Quest’anno sono state introdotte diverse novità e non solo nelle prove scritte

Non sono state poche le novità introdotte per l’esame di maturità. Le prime sono state già sperimentate dagli studenti nel corso delle prime due prove scritte; in attesa della terza prova scritta c’è già chi pensa al colloquio orale che è stato parzialmente rivisto dal Ministro Giannini. La prova orale quest’anno ha due finalità quella di accertare conoscenze, competenze e capacità e quella di accertare la vecchia “maturità” dello studente. Secondo l’ordinanza ministeriale: “il colloquio tende ad accertare la padronanza della lingua, la capacità di utilizzare le conoscenze acquisite, di collegarle nell’argomentazione e di discutere ed approfondire sotto vari profili i diversi argomenti. Esso si svolge su temi di interesse multidisciplinare, attinenti alle Indicazioni Nazionali per i Licei e alle Linee guida per gli istituti tecnici e professionali, relativi ai programmi e al lavoro didattico dell’ultimo anno di corso”.

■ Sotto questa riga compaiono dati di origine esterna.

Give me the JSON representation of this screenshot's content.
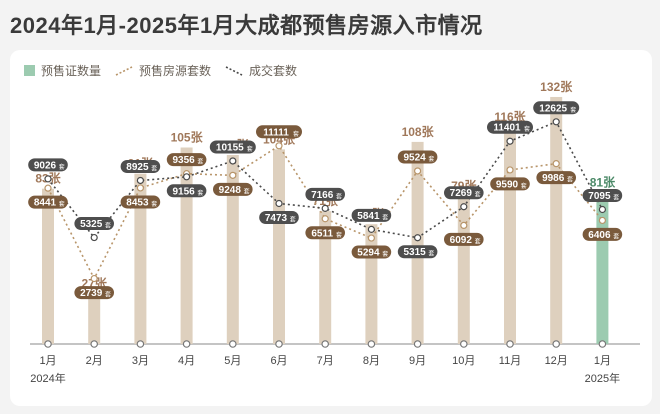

Secondo l’ordinanza inoltre “il colloquio ha inizio con un argomento disciplinare o pluridisciplinare, scelto dal candidato, anche riferito ad attività o esperienze attuate durante l’ultimo anno del corso di studi” stando più attenti ai contenuti che alla forma, probabilmente per limitare il dilagante abuso del copia e incolla dal web. E ancora, altra novità, “La commissione, ai fini dell’accertamento delle conoscenze, competenze e capacità, organizza il colloquio, tenendo conto anche delle eventuali esperienze condotte in alternanza scuola lavoro, stage e tirocinio opportunamente e dettagliatamente indicate nel documento del consiglio di classe”.